While there are other reserves and capacities for germanium and gallium outside China, producing viable material would require significant investment and time. Any reduction in gallium supply from China over the next 1-3 years poses an issue for the US. China primarily dominates the refining resources required to produce these materials, and the ore emanates from other non-US sources, as shown in the Figure above on germanium.
Ramping up production and capacity for germanium and gallium within the US would help to stabilize the supply of these much-needed metals. However, mineral and chemical companies within the US face various hurdles in justifying the investment in new capacity for these materials. For example, chemical companies in China benefit from support through free or tax-free land, government money, and loans for building plants. US chemical companies do not have these benefits and are burdened with more expensive labor and power costs than offshore alternatives. This results in less willingness for companies to independently expand capacity within the US, indicating a high need for government support or improved trade relations with outside sources.
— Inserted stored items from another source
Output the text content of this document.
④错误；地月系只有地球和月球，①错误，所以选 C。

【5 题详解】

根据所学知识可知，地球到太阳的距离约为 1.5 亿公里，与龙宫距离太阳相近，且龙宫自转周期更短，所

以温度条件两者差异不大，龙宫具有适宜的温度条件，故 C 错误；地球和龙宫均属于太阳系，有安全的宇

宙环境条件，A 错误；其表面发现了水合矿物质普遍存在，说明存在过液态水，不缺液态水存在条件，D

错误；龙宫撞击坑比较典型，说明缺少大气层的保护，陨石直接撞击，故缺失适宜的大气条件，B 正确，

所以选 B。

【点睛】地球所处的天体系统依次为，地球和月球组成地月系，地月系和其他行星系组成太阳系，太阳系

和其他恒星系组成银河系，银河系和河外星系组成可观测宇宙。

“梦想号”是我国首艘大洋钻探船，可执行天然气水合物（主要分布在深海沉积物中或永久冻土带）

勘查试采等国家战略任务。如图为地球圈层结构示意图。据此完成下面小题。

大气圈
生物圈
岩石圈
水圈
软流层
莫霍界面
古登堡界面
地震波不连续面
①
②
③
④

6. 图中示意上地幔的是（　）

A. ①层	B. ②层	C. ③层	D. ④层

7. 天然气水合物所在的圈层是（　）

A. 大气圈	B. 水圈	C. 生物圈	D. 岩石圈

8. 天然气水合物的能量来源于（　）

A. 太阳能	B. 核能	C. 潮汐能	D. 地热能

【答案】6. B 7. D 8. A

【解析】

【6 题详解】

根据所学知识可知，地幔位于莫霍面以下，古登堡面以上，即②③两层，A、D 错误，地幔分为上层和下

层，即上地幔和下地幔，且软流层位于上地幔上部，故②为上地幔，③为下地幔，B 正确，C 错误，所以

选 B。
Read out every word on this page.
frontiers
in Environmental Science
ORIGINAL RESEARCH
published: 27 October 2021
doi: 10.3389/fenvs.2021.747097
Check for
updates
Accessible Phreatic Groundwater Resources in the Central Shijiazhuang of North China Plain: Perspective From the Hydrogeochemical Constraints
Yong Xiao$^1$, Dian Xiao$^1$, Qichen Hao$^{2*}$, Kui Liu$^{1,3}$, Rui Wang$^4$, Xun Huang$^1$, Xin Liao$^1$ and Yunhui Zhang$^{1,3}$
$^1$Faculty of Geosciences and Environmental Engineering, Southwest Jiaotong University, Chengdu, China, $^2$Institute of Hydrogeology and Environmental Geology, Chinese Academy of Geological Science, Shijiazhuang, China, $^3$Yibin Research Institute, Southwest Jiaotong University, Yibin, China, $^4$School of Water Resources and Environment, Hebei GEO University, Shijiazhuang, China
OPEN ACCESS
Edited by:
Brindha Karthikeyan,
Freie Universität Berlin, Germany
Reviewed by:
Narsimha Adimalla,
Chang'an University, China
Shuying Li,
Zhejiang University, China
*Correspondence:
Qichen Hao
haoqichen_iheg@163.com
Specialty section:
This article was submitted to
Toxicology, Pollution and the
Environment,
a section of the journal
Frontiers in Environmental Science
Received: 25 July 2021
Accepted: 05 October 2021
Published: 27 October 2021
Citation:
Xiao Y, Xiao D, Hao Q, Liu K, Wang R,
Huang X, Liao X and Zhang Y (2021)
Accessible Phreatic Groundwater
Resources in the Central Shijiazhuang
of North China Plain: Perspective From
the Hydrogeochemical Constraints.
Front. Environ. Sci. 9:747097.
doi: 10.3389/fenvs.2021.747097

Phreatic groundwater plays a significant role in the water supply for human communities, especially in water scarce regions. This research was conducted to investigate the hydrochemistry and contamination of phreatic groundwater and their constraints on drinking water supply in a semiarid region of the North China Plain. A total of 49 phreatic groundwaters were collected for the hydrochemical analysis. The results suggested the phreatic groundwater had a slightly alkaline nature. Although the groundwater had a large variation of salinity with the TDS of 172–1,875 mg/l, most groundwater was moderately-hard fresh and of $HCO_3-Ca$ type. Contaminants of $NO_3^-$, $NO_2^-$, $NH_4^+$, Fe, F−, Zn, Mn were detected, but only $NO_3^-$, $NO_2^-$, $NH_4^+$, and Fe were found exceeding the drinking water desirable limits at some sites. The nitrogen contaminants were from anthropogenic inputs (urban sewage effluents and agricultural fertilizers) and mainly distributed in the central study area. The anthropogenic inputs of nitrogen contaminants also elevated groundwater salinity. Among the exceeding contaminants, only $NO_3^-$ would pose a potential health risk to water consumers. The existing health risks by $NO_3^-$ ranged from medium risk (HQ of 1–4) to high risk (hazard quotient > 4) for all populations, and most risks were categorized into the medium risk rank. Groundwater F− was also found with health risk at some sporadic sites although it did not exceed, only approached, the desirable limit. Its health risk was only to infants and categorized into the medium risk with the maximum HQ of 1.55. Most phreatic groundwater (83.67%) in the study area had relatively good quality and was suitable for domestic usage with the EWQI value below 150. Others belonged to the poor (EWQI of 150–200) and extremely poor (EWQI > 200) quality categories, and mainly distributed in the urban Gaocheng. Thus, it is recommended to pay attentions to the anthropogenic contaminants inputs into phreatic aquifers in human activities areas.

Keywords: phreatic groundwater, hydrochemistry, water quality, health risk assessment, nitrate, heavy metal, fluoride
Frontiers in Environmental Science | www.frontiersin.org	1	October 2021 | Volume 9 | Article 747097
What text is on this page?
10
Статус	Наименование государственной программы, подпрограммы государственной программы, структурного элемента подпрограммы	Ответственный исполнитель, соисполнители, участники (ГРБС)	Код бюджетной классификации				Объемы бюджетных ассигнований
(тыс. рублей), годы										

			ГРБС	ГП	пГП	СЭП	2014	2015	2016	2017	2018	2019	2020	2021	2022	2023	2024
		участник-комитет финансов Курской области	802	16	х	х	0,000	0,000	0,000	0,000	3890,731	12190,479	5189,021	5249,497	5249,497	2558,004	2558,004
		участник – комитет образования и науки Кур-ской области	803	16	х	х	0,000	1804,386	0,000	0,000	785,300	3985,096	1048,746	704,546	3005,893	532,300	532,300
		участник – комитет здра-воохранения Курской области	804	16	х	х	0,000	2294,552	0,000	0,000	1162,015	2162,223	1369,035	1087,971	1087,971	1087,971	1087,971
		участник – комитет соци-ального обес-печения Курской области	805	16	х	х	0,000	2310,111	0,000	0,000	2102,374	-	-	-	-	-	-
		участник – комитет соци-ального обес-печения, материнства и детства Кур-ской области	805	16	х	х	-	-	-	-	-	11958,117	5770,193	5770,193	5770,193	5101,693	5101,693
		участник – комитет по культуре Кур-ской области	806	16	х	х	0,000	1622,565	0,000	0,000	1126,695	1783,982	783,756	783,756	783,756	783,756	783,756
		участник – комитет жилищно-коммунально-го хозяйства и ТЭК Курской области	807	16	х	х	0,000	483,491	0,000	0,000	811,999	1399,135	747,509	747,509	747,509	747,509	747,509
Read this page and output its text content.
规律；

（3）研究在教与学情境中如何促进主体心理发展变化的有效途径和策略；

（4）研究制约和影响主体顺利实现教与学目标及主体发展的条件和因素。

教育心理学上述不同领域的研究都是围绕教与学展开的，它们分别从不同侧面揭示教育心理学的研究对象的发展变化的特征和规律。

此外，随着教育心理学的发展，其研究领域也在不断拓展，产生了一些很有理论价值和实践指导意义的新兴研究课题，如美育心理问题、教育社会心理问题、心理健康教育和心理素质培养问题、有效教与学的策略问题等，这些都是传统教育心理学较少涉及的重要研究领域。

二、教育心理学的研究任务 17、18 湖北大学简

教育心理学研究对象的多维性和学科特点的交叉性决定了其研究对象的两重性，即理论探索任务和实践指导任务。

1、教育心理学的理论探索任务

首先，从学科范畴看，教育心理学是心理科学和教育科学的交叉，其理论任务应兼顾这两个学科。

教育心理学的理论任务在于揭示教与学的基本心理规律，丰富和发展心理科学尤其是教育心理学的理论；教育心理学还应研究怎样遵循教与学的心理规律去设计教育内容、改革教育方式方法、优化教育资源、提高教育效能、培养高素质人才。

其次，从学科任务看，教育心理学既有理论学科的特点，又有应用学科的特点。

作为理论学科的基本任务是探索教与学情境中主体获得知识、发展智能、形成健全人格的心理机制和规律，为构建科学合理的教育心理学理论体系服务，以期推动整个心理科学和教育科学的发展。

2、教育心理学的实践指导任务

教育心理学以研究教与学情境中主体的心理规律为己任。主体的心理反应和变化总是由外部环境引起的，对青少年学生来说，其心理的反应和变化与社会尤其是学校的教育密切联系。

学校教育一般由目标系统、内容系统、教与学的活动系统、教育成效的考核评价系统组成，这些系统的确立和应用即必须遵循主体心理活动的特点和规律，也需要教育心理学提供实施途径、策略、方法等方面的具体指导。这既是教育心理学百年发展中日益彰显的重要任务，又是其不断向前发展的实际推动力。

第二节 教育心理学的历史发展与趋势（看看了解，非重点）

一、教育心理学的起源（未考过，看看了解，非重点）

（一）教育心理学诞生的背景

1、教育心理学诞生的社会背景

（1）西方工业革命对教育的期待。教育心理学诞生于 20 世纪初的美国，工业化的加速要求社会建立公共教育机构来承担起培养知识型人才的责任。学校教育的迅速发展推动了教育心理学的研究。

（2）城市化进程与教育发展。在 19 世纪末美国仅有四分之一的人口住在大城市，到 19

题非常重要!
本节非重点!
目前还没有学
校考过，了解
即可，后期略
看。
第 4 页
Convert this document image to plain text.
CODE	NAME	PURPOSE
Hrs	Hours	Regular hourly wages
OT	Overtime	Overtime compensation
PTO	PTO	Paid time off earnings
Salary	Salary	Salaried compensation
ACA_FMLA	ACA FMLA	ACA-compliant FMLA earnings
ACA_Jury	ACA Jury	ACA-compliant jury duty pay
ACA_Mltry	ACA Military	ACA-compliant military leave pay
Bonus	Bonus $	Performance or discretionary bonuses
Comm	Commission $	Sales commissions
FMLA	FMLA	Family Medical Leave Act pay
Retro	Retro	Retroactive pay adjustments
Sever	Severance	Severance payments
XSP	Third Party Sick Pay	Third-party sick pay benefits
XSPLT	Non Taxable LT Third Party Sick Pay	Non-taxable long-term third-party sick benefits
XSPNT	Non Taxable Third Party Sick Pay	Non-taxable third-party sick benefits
In the short term, improved trade relations are tantamount to a continued supply of these critical materials. Since building a refining or mining operation requires several years to become productive, it may be wise for the US to cultivate better trade relations with China to ensure current supply needs, while also developing other supply sources from allied nations or domestically within the US. Operating parallel paths would help reduce risk in the short term while working on a longer-term solution to minimize risks to the overall US chip manufacturing supply chain.